Виктор Гюго — имя одновременно знакомое и незнакомое для русского читателя. Автор бестселлеров, известных во всём мире, по которым ставятся популярные мюзиклы и снимаются кинофильмы, и стихов, которые знают только во Франции. Классик мировой литературы, один из самых ярких деятелей XIX столетия, Гюго прожил долгую жизнь, насыщенную невероятными превращениями. Из любимца королевского двора он становился политическим преступником и изгнанником. Из завзятого парижанина — жителем маленького островка. Его биография сама по себе — сюжет для увлекательного романа.


Загадка Пушкина

В книге рассказывается история главного героя, который сталкивается с различными проблемами и препятствиями на протяжении всего своего путешествия. По пути он встречает множество второстепенных персонажей, которые играют важные роли в истории. Благодаря опыту главного героя книга исследует такие темы, как любовь, потеря, надежда и стойкость. По мере того, как главный герой преодолевает свои трудности, он усваивает ценные уроки жизни и растет как личность.

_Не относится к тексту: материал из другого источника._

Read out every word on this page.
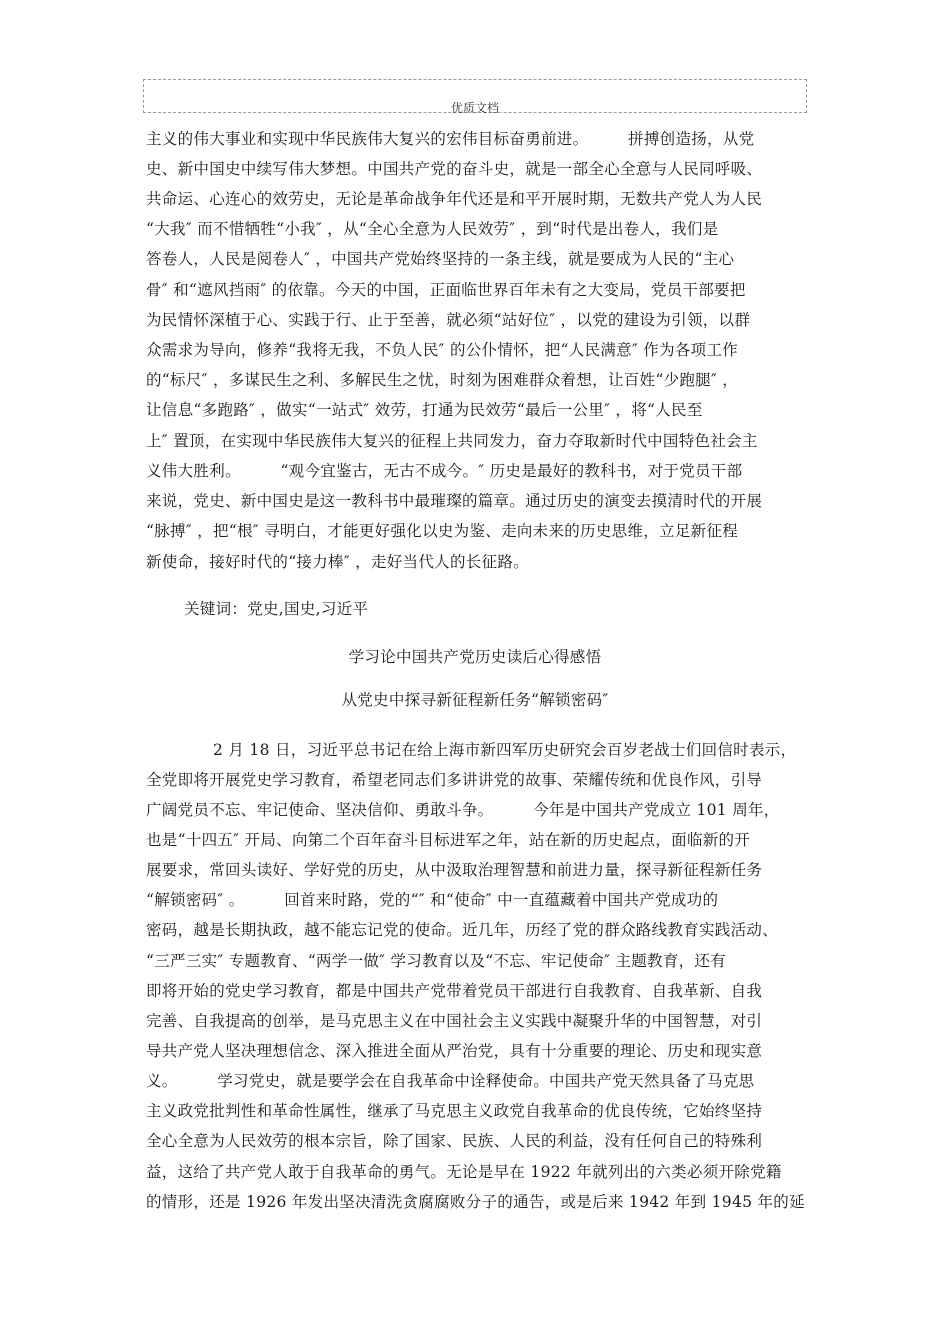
优质文档
主义的伟大事业和实现中华民族伟大复兴的宏伟目标奋勇前进。　　　拼搏创造扬，从党
史、新中国史中续写伟大梦想。中国共产党的奋斗史，就是一部全心全意与人民同呼吸、
共命运、心连心的效劳史，无论是革命战争年代还是和平开展时期，无数共产党人为人民
“大我″ 而不惜牺牲“小我″ ，从“全心全意为人民效劳″ ，到“时代是出卷人，我们是
答卷人，人民是阅卷人″ ，中国共产党始终坚持的一条主线，就是要成为人民的“主心
骨″ 和“遮风挡雨″ 的依靠。今天的中国，正面临世界百年未有之大变局，党员干部要把
为民情怀深植于心、实践于行、止于至善，就必须“站好位″ ，以党的建设为引领，以群
众需求为导向，修养“我将无我，不负人民″ 的公仆情怀，把“人民满意″ 作为各项工作
的“标尺″ ，多谋民生之利、多解民生之忧，时刻为困难群众着想，让百姓“少跑腿″ ，
让信息“多跑路″ ，做实“一站式″ 效劳，打通为民效劳“最后一公里″ ，将“人民至
上″ 置顶，在实现中华民族伟大复兴的征程上共同发力，奋力夺取新时代中国特色社会主
义伟大胜利。　　　“观今宜鉴古，无古不成今。″ 历史是最好的教科书，对于党员干部
来说，党史、新中国史是这一教科书中最璀璨的篇章。通过历史的演变去摸清时代的开展
“脉搏″ ，把“根″ 寻明白，才能更好强化以史为鉴、走向未来的历史思维，立足新征程
新使命，接好时代的“接力棒″ ，走好当代人的长征路。
关键词：党史,国史,习近平
学习论中国共产党历史读后心得感悟
从党史中探寻新征程新任务“解锁密码″
2 月 18 日，习近平总书记在给上海市新四军历史研究会百岁老战士们回信时表示，
全党即将开展党史学习教育，希望老同志们多讲讲党的故事、荣耀传统和优良作风，引导
广阔党员不忘、牢记使命、坚决信仰、勇敢斗争。　　　今年是中国共产党成立 101 周年，
也是“十四五″ 开局、向第二个百年奋斗目标进军之年，站在新的历史起点，面临新的开
展要求，常回头读好、学好党的历史，从中汲取治理智慧和前进力量，探寻新征程新任务
“解锁密码″ 。　　　回首来时路，党的“″ 和“使命″ 中一直蕴藏着中国共产党成功的
密码，越是长期执政，越不能忘记党的使命。近几年，历经了党的群众路线教育实践活动、
“三严三实″ 专题教育、“两学一做″ 学习教育以及“不忘、牢记使命″ 主题教育，还有
即将开始的党史学习教育，都是中国共产党带着党员干部进行自我教育、自我革新、自我
完善、自我提高的创举，是马克思主义在中国社会主义实践中凝聚升华的中国智慧，对引
导共产党人坚决理想信念、深入推进全面从严治党，具有十分重要的理论、历史和现实意
义。　　　学习党史，就是要学会在自我革命中诠释使命。中国共产党天然具备了马克思
主义政党批判性和革命性属性，继承了马克思主义政党自我革命的优良传统，它始终坚持
全心全意为人民效劳的根本宗旨，除了国家、民族、人民的利益，没有任何自己的特殊利
益，这给了共产党人敢于自我革命的勇气。无论是早在 1922 年就列出的六类必须开除党籍
的情形，还是 1926 年发出坚决清洗贪腐腐败分子的通告，或是后来 1942 年到 1945 年的延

За несколько лет до миллениума

В новую книгу волгоградского литератора вошли заметки о членах местного Союза писателей и повесть «Детский портрет на фоне счастливых и грустных времён», в которой рассказывается о том, как литература формирует чувственный мир ребенка. Книга адресована широкому кругу читателей.


Рукопись, которой не было

Неизвестные подробности о молодом Ландау, о предвоенной Европе, о том, как начиналась атомная бомба, о будничной жизни в Лос-Аламосе, о великих физиках XX века – все это читатель найдет в «Рукописи». Душа и сердце «джаз-банда» Ландау, Евгения Каннегисер (1908–1986) – Женя в 1931 году вышла замуж за немецкого физика Рудольфа Пайерлса (1907–1995), которому была суждена особая роль в мировой истории. Именно Пайерлс и Отто Фриш написали и отправили Черчиллю в марте 1940 года знаменитый Меморандум о возможности супербомбы, который и запустил англо-американскую атомную программу.


Жизнь после смерти. 8 + 8

В сборник вошли восемь рассказов современных китайских писателей и восемь — российских. Тема жизни после смерти раскрывается авторами в первую очередь не как переход в мир иной или рассуждения о бессмертии, а как «развернутая метафора обыденной жизни, когда тот или иной роковой поступок или бездействие приводит к смерти — духовной ли, душевной, но частичной смерти. И чем пристальней вглядываешься в мир, который открывают разные по мировоззрению, стилистике, эстетическим пристрастиям произведения, тем больше проступает очевидность переклички, сопряжения двух таких различных культур» (Ирина Барметова)


Мемуары. Переписка. Эссе

Книга «Давид Самойлов. Мемуары. Переписка. Эссе» продолжает серию изданных «Временем» книг выдающегося русского поэта и мыслителя, 100-летие со дня рождения которого отмечается в 2020 году («Поденные записи» в двух томах, «Памятные записки», «Книга о русской рифме», «Поэмы», «Мне выпало всё», «Счастье ремесла», «Из детства»). Как отмечает во вступительной статье Андрей Немзер, «глубокая внутренняя сосредоточенность истинного поэта не мешает его открытости миру, но прямо ее подразумевает». Самойлов находился в постоянном диалоге с современниками.


Дочки-матери, или Во что играют большие девочки

Мама любит дочку, дочка – маму. Но почему эта любовь так похожа на военные действия? Почему к дочерней любви часто примешивается раздражение, а материнская любовь, способная на подвиги в форс-мажорных обстоятельствах, бывает невыносима в обычной жизни? Авторы рассказов – известные писатели, художники, психологи – на время утратили свою именитость, заслуги и социальные роли. Здесь они просто дочери и матери. Такие же обиженные, любящие и тоскующие, как все мы.